C’est un piano martelé qui revient sans cesse, dans le fond, comme un tam-tam aigu venu marquer les scènes les plus importantes de la vie de Will Reeves.
Le sixième épisode de la série Watchmen est une œuvre poignante, au sens premier du terme : le showrunner Damon Lindelof nous prend par le col et nous plonge la tête dans une bassine d’eau glacée qui met tous les sens en alerte. Impossible de détourner le regard, impossible, aussi, d’entendre autre chose que les tambours qui résonnent dans nos tympans lorsque Will Reeves se transforme pour la première fois.
Qui est Will Reeves ? C’est tout le questionnement de cette première saison de Watchmen, dont nous ne divulgâcherons pas les éléments cruciaux pour laisser aux lecteurs le plaisir d’être librement transcendés. C’est sur cet homme noir de presque 100 ans que s’ouvre la série, alors qu’il n’était qu’un enfant, dans une salle de cinéma sombre, hypnotisé par un film muet sur la vie de Bass Reeves, le premier shérif adjoint noir du Mississippi. Sa mère tape frénétiquement sur les touches du piano désaccordé, mais pas assez bruyamment pour recouvrir les sirènes d’alerte qui résonnent de plus en plus fort. Dehors, des membres du Ku Klux Klan ont lancé une expédition punitive raciste, visant à exterminer toutes les personnes noires de la ville.
Un cocktail d’optimisme et de cynisme unique
Près d’un siècle plus tard, les choses ont-elles vraiment changé ? C’est cette Amérique hypocrite que Watchmen dépeint avec le regard si caractéristique de Damon Lindelof (Lost, The Leftovers) : comme on ajouterait de l’huile au vinaigre, il associe cynisme et optimisme, mélange le tout vigoureusement, puis laisse retomber, puis secoue à nouveau, nous ballotant au gré des molécules qui dansent et s’éparpillent.
« Pas de justice expéditive ! Faites confiance à la loi ! » proclame le shérif Bass Reeves, et rien n’a jamais été aussi faux. De tous les personnages qui font tenir cette exceptionnelle première saison — et il y en a beaucoup —, aucun ne suit, ni ne croit en cette maxime. Laurie (Jean Smart) en est le parfait exemple, en flic amère faussement sincère, bousillée par sa rupture avec Mr Manhattan il y a trente ans, et que l’on aurait bien vue enfiler une tenue blanche et errer dans les rues de The Leftovers, clope au bec et regard éteint.
Angela Abar, la véritable héroïne de la série, est elle aussi parfaitement insincère, à la fois touchante et puissante. C’est elle que l’on suit, dans ce sixième épisode réalisé par Stephen Williams (un habitué de Lost), propulsée à l’intérieur des souvenirs d’un autre, dans une sorte de bouillie de passé et de travelings, où le noir et blanc ne fait qu’accentuer les évidentes discriminations.
Jusqu’ici, seule la série animée BoJack Horseman, en profitant pleinement de sa liberté sur la forme, était parvenue à superposer des morceaux du passé avec une telle fluidité, tant éprouvante pour le regard extérieur. Longtemps, on s’est repassé les scènes d’égarement de la mère de BoJack (saison 4, épisode 11) atteinte de la maladie d’Alzheimer, alternant souvenirs vivaces et incapacité de se souvenir du visage de sa plus proche aide ménagère.
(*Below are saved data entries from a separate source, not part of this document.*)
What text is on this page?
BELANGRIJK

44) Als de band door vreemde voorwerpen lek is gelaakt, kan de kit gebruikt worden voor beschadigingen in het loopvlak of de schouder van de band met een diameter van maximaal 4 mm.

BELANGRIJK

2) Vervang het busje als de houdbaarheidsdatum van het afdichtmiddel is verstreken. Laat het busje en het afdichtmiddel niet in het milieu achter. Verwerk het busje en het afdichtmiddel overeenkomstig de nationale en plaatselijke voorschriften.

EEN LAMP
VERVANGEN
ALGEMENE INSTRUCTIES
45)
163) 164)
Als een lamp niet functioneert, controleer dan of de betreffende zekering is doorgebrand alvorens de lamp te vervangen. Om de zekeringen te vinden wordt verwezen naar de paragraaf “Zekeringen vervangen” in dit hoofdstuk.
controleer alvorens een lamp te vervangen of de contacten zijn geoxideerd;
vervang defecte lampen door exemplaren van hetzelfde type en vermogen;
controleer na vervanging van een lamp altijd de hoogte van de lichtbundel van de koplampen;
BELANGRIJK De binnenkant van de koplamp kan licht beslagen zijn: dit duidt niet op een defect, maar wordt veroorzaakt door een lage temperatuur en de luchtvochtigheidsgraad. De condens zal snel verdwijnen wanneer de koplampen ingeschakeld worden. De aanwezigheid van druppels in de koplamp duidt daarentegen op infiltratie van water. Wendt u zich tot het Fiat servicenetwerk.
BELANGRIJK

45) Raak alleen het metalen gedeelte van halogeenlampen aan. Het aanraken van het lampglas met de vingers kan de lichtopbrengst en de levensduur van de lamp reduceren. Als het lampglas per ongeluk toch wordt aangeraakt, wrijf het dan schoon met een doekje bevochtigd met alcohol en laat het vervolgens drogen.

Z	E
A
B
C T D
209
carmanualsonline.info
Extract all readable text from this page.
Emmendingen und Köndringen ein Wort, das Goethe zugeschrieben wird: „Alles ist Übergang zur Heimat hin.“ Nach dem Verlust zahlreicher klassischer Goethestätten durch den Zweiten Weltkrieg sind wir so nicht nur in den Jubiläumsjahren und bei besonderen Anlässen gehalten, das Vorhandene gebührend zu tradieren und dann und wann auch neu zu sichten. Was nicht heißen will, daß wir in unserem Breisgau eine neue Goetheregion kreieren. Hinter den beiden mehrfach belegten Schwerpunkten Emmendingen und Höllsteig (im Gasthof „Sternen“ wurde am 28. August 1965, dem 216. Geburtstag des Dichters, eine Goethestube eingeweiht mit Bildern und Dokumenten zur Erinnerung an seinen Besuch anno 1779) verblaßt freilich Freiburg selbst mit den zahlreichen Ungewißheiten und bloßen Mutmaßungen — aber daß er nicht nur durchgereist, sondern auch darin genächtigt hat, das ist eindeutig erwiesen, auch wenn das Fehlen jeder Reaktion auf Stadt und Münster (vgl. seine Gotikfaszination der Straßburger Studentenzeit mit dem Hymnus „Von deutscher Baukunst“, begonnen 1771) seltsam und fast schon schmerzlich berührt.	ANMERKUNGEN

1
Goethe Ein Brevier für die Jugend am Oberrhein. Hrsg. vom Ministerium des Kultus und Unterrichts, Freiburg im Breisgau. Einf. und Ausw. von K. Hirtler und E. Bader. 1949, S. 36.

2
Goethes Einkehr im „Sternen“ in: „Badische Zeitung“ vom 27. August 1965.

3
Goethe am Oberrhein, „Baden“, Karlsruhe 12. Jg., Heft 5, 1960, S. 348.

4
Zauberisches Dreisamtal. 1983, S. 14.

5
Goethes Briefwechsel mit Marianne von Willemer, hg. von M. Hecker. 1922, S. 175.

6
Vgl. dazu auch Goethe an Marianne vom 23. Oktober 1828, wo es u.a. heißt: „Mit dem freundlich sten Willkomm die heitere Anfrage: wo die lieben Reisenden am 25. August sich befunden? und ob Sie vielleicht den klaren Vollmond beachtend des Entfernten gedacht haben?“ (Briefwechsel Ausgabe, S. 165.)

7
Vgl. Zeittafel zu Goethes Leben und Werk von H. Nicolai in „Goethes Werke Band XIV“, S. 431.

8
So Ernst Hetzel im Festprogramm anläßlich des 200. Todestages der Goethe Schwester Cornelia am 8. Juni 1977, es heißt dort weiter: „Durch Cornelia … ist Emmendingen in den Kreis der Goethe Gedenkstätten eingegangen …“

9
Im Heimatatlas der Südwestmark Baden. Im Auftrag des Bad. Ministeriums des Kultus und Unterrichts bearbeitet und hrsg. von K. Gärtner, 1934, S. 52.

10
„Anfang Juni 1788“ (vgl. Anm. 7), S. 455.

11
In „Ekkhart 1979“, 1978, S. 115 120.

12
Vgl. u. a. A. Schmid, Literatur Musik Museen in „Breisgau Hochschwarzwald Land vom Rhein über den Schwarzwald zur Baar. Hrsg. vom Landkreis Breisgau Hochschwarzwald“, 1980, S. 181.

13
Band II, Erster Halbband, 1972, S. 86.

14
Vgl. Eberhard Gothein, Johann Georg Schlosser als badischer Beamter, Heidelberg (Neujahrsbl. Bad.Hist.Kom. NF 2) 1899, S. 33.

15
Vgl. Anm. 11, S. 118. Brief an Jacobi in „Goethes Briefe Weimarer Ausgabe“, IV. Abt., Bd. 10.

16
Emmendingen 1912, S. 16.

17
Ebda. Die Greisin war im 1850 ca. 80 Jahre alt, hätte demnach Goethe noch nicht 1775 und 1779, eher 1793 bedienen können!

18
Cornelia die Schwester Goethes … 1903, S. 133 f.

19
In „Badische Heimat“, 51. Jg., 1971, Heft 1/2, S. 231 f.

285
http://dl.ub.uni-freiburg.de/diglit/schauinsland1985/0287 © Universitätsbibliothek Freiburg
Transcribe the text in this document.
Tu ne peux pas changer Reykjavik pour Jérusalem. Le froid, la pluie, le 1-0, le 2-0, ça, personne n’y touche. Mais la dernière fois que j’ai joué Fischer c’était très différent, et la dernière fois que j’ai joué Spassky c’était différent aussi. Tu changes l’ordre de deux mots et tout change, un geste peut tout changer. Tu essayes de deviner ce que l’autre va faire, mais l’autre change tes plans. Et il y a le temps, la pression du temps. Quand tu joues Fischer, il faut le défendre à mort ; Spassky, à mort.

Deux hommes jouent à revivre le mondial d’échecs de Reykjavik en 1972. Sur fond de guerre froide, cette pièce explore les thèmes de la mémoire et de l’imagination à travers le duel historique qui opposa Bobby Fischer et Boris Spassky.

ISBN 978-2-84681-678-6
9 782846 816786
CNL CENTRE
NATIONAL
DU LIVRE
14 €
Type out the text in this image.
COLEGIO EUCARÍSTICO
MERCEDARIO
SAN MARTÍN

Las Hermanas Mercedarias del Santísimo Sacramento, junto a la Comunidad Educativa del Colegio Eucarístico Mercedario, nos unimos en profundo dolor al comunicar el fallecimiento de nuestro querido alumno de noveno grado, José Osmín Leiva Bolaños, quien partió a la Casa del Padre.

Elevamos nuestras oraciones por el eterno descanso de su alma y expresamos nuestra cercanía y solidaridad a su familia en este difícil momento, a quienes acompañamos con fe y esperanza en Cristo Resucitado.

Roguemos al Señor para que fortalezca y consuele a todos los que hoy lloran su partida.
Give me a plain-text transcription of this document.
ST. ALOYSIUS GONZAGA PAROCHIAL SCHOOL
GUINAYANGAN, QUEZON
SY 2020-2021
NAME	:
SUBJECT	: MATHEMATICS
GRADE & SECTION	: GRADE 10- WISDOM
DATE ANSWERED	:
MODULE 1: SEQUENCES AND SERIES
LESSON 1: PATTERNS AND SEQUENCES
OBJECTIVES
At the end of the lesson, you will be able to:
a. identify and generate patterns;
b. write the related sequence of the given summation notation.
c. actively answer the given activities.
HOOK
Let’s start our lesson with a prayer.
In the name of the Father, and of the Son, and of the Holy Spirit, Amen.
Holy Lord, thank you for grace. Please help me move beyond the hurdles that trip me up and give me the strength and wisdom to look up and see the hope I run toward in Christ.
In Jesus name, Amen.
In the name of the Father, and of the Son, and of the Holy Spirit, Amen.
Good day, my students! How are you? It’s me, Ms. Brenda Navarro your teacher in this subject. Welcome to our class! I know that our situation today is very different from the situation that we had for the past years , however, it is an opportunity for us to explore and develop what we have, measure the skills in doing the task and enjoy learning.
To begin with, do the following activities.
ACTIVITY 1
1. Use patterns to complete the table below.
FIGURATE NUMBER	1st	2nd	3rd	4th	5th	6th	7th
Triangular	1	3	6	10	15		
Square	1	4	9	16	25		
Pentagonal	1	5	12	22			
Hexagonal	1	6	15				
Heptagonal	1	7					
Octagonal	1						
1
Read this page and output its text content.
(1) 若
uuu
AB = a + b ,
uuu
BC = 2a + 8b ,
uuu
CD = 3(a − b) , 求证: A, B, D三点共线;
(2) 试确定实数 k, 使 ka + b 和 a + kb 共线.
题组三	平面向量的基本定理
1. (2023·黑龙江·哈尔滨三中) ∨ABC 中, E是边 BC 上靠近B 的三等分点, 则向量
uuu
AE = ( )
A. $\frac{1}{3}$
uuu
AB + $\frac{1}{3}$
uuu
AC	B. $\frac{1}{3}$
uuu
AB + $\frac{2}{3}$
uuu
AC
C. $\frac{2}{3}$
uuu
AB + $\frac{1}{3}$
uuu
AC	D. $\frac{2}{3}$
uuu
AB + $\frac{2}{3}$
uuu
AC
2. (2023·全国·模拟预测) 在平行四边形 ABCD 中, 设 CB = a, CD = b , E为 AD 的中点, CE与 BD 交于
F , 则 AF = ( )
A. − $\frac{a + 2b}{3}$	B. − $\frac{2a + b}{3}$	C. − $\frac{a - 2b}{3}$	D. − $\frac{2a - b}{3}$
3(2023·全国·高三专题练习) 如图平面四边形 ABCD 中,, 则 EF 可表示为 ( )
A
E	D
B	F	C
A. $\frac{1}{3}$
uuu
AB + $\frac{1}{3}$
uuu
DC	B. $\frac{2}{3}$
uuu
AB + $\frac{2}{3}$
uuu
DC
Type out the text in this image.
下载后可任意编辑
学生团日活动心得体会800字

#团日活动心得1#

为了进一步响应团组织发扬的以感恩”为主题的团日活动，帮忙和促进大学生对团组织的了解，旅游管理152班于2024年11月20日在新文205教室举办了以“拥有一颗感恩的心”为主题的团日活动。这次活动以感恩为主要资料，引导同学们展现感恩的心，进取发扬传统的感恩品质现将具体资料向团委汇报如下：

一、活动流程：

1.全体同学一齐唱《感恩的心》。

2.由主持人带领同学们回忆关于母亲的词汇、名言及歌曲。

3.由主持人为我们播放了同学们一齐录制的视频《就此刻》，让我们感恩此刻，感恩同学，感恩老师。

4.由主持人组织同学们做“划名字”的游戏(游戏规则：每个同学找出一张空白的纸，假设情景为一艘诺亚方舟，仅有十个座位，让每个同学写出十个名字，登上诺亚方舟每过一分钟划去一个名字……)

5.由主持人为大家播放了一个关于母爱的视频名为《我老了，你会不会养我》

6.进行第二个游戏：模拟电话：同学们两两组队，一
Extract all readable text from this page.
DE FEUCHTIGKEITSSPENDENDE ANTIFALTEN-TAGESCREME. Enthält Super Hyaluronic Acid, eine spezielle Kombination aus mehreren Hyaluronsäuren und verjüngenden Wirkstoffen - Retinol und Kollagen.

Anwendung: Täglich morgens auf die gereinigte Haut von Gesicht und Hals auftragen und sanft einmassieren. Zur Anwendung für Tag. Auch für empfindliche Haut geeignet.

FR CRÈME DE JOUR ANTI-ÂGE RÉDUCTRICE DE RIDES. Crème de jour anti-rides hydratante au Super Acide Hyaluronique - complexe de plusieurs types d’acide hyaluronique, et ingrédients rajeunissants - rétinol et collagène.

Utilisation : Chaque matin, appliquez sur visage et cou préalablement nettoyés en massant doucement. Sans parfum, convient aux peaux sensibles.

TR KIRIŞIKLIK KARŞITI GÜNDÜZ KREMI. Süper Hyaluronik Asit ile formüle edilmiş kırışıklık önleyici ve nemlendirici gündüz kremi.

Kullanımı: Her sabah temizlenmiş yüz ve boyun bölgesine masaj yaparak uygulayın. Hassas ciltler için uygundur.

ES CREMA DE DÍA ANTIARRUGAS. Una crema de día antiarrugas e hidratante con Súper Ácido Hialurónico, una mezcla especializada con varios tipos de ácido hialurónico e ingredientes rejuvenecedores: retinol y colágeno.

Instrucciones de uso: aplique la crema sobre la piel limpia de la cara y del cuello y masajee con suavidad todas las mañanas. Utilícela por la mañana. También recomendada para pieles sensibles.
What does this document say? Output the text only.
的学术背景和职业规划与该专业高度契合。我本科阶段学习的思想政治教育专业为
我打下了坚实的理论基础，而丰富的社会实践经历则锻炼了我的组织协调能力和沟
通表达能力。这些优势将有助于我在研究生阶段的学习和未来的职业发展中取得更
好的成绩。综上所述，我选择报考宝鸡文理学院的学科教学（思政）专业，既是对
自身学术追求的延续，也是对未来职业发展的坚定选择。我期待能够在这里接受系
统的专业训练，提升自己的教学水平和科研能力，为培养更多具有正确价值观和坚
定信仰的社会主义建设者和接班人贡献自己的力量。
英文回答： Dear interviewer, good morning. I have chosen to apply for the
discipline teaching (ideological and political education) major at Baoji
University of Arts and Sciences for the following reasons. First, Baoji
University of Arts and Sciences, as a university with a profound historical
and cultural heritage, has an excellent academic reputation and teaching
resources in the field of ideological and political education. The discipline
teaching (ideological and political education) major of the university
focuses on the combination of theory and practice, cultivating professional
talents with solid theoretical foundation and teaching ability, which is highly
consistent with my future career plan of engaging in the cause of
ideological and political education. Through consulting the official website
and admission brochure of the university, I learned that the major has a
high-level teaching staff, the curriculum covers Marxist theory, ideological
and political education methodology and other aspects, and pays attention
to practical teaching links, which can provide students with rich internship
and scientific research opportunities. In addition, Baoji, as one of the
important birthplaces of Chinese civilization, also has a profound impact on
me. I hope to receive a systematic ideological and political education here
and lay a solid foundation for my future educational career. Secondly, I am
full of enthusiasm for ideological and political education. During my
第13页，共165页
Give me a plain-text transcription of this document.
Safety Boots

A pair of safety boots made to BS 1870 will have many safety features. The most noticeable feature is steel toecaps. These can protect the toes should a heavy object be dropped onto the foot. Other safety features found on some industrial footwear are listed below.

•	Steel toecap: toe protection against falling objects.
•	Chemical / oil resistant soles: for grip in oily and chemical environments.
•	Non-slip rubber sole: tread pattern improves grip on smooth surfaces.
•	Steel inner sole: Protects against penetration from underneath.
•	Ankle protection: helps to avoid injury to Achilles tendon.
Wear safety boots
Watchmen vient de montrer qu’il était possible de filmer la mémoire, pas seulement celle d’un homme, mais d’une communauté minoritaire toute entière, où chacun doit, en plus de subir sa propre oppression, porter sur ses épaules l’histoire de celle de ses ancêtres. Ce qui choque le plus, dans cet univers où des calamars pleuvent du ciel et un géant homme bleu a anéanti une partie du Viet Nâm, c’est combien les hommes restent identiques, mus par les mêmes obsessions racistes inexplicables. Il ne reste plus beaucoup d’épisodes avant la fin de la première saison de Watchmen, mais la production pourrait d’ores et déjà être sacrée la plus marquante de l’année. Une manière de clore en beauté la décennie mouvementée qu’a connu l’art sériel, et peut-être de poser des bases solides pour la prochaine.
Watchmen est diffusé en ce moment sur HBO aux États-Unis et sur OCS en H+24 en France.